Opener Guitarfucker doet alles in zijn eentje. Met zijn rechterbeen bedient hij een bassdrum, en met zijn linker een snare. Met een electrische gitaar op schoot mompelschreeuwt hij de ene rommelblues na de ander het vermakelijk toekijkende publiek tegemoet. Verder wordt per nummer de mondharp in een beugeltje met veel geklik verwisseld voor een andere toonsoort. Na een paar nummers plakt hij met gaffertape ook nog snel even een Theremin op zijn bovenbeen voor een extra dosis willekeurige wiieoeww geluiden. Guitarfucker is, kortom, met name een act die 'leuk is om te zien'.
Deze Zwitserse mafketel is verder namelijk niet bepaald een virtuoos muzikant: met name het drumgebeuren gaat hilarisch mank aan willekeurige tempowisselingen en beatverlengingen en -verkortingen. Omdat hij ook niet bepaald gezegend is met zangtalent gaat zijn op zich leuke act na een minuutje of twintig wel wat vervelen. Dat hij daarna zijn helm afzet (waaronder een zonnebril met slechts 1 glas tevoorschijn komt) en nog zo’n twintig minuten doorgaat doet dan ook afbreuk aan de op zich grappige act.

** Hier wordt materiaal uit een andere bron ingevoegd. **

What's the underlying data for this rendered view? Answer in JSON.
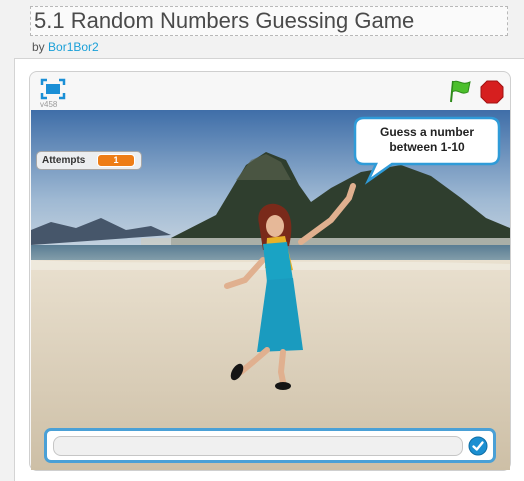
{
  "project": {
    "title": "5.1 Random Numbers Guessing Game",
    "by_prefix": "by",
    "author": "Bor1Bor2"
  },
  "player": {
    "version": "v458",
    "colors": {
      "flag": "#4cbf2c",
      "stop": "#d61f1f",
      "accent": "#4aa0d6"
    }
  },
  "stage": {
    "monitor": {
      "label": "Attempts",
      "value": "1"
    },
    "speech": {
      "line1": "Guess a number",
      "line2": "between 1-10"
    },
    "ask": {
      "value": ""
    }
  },
  "icons": [
    "fullscreen-icon",
    "green-flag-icon",
    "stop-icon",
    "checkmark-icon"
  ]
}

Terwijl het publiek in de ombouwpauze buiten de zaal een biertje drinkt komen de heren van Dead Brothers hen met tuba en megafoon vanaf de ingang tegemoet om ze met lome blikken en indringend gestaar in processie mee de zaal in te nemen. Eenmaal op het podium blijft de band met uitgestreken smoelen spelen terwijl de zanger zijn eerste klaagliederen inzet.
De vier dooie broertjes blijken een breed arsenaal aan liederen en instrumenten te beheersen, waarbij de tuba moeiteloos de rol van basgitaar inneemt en banjo’s en trekzakken regelmatig de gitaren vervangen. Het is bijna onmogelijk om niet meegesleept te worden door de theatrale droogkloterige act die gedurende het optreden steeds expressiever wordt (zo worden we onder meer bestrooid met bankbiljetten 'From Hell'). De meeslepende songs -van Franse chansons tot Tom Waits-achtige dronkemansliederen, afgewisseld met covers van The Cramps tot Hank Williams- zorgen voor de nodige afwisseling. De band zelf blijkt fan te zijn van De Kift ('ondanks dat we er niets van verstaan'), en daar hebben ze zelf ook wel wat van weg. Maar dan met meer zwartgallige humor ('De Kist' dus…), lichter verteerbaar en wat uw recensent betreft dus een stuk leuker.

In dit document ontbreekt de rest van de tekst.